Bei der Bundeswaltschaft wurde am 7. Januar 2016 eine Eingabe eingereicht. Nach einem erläuternden Bericht ist das Schreiben an die Bundesanwaltschaft als digitalisierte PDF-Datei abrufbar.


Ein Land welches eine Armee will muss Mitbürger zu Soldaten ausbilden. Die Grundausbildung zum Soldaten erfolgt in der Rekrutenschule. Junge Männer werden nicht gefragt ob diese Militärdienst leisten möchten, sie werden dazu gezwungen. Die Verfassung wurde von Bürgerinnen und Bürgern beschlossen und schreibt es so vor. Dies ist keine Kritik oder Wertung, sondern Fakt.

   Rekruten fassen eine persönliche Ausrüstung. Der wichtigste Ausrüstungsgegenstand ist die persönliche Waffe.  Die Aufgabe von Offizieren ist es Rekruten die Bedienung von Waffen und Kriegsgerät zu lernen. Schweizer Territorium zu verteidigen heisst einen Angreifer mit Waffengewalt zu bekämpfen.
   Einen Angreifer der Schweiz mit Waffengewalt zu bekämpfen erfordert Waffen. Waffen, egal welcher Art, werden von Menschen bedient. Menschen welche nach der Geburt von Eltern erzogen wurden anständig und ehrlich zu leben. Von Schweizer Eltern welche ihre Kinder lieben, fürsorglich ernähren, kleiden, ein Heim und Geborgenheit geben, die schulische Ausbildung unterstützen und den Kindern ethische Werte weitergeben und lehren in einer freiheitlichen, rechtsstaatlichen Heimat zu leben. Du sollst nicht töten steht in der Bibel. Schweizer Eltern befähigen ihre Kinder im Leben in Frieden und Freiheit mit ihren Mitmenschen nach eigenem Glück zu streben.

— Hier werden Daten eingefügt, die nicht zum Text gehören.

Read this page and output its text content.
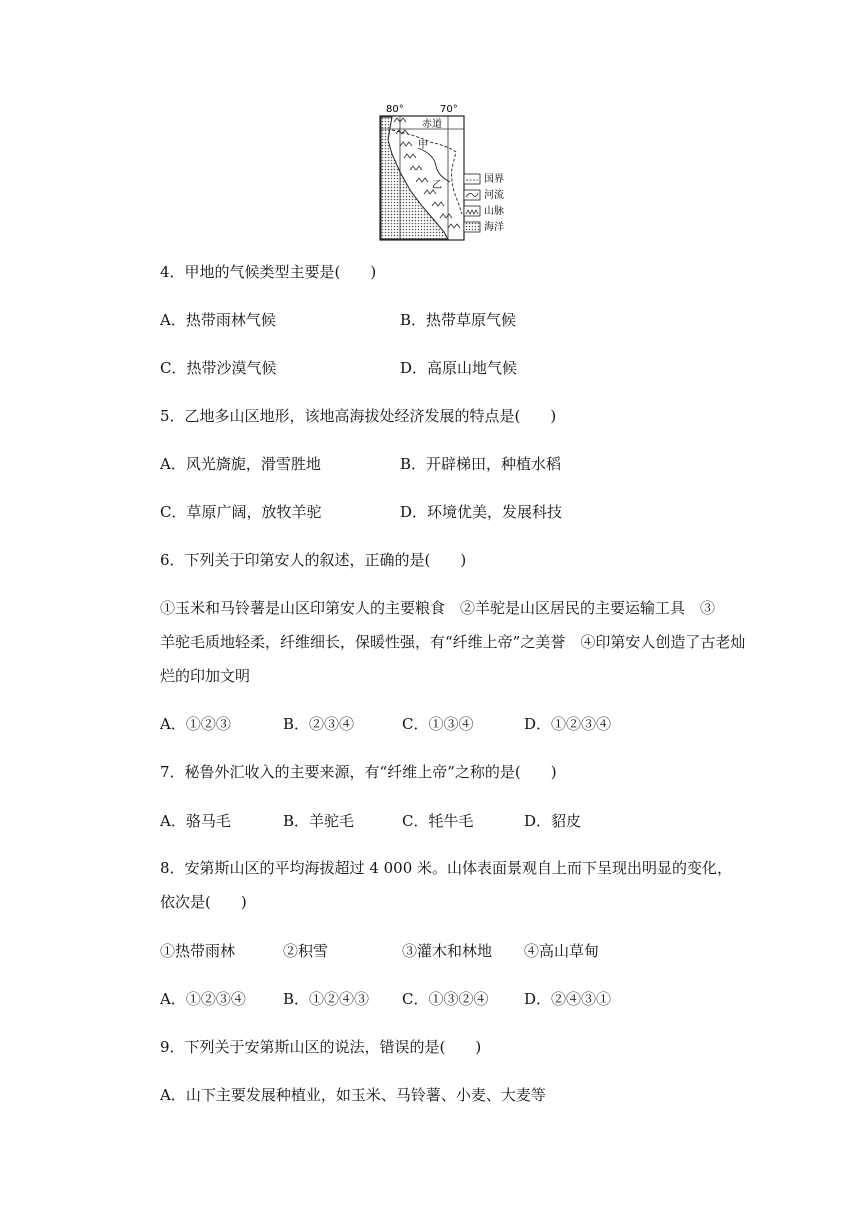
80°	70°
赤道
甲
乙
国界
河流
山脉
海洋
4．甲地的气候类型主要是(　　)
A．热带雨林气候	B．热带草原气候
C．热带沙漠气候	D．高原山地气候
5．乙地多山区地形，该地高海拔处经济发展的特点是(　　)
A．风光旖旎，滑雪胜地	B．开辟梯田，种植水稻
C．草原广阔，放牧羊驼	D．环境优美，发展科技
6．下列关于印第安人的叙述，正确的是(　　)
①玉米和马铃薯是山区印第安人的主要粮食　②羊驼是山区居民的主要运输工具　③
羊驼毛质地轻柔，纤维细长，保暖性强，有“纤维上帝”之美誉　④印第安人创造了古老灿
烂的印加文明
A．①②③	B．②③④	C．①③④	D．①②③④
7．秘鲁外汇收入的主要来源，有“纤维上帝”之称的是(　　)
A．骆马毛	B．羊驼毛	C．牦牛毛	D．貂皮
8．安第斯山区的平均海拔超过 4 000 米。山体表面景观自上而下呈现出明显的变化，
依次是(　　)
①热带雨林	②积雪	③灌木和林地 ④高山草甸
A．①②③④ B．①②④③ C．①③②④ D．②④③①
9．下列关于安第斯山区的说法，错误的是(　　)
A．山下主要发展种植业，如玉米、马铃薯、小麦、大麦等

Ein kriegsmässiger Angriff auf die Schweiz wird von Menschen durchgeführt und geleitet. Ein Angreifer auf die Schweiz bricht internationale Rechtsnormen und verletzt die Souveränität, Unabhängigkeit und Freiheit des Landes. Der Angegriffene handelt legitim wenn dieser Gewalt als letztes Mittel zur Selbstverteidigung anwendet.
   Rekruten lernen den Umgang mit Waffen und Waffentechnik. Hierzu muss den Rekruten beigebracht werden Menschen zu töten. Ohne die Bereitschaft gegen Menschen vorzugehen und gegebenenfalls zu töten ist jede Waffe nutzlos und wertlos. Die Menschen hinter der Waffe handeln auf Befehl. Dies trifft für Angreifer und Verteidiger gleichermassen zu. Angreifer und Verteidiger zwingen die Soldaten unter Einsatz ihres Lebens zu kämpfen und nicht aufzugeben. Hierfür ist nicht die Bereitschaft, sondern der Zwang zum Töten unabdingbar.  Rekruten zu erziehen unter Zwang zu töten ist das wichtigste Element in der Ausbildung zum Soldaten. Waffen Armeeangehöriger welche im Kriegsfall vom Waffenträger nicht zum Töten eingesetzt werden sind wertlos. Dies ist keine Kritik oder Wertung, sondern Fakt.
   Es gehört zur psychologischen Ausbildung von Rekruten die angeborene und erzieherisch erworbene Schranke des geistig gesunden Menschen gegen das Töten von Menschen auf Befehl zu durchbrechen. Dies ist Voraussetzung für einen Verteidigungskrieg. Frieden durch Abschreckung zu erhalten setzt den Zwang auf Befehl Menschen zu töten voraus. Zu töten erfordert die Überwindung von ethischen Werten wie die Überwindung angeborener oder anerzogener menschlicher Hemmschwellen wie Skrupel, Moral, Gewissen, Zweifel, oder Skepsis an der Handlungsweise. Die Methode dies zu erreichen heisst Zwang.  Die Angst vor Repression bei Befehlsverweigerung muss höher sein als die Hemmschwelle. Nur so ist eine Armee eine Armee. Dies ist keine Kritik oder Wertung, sondern Fakt.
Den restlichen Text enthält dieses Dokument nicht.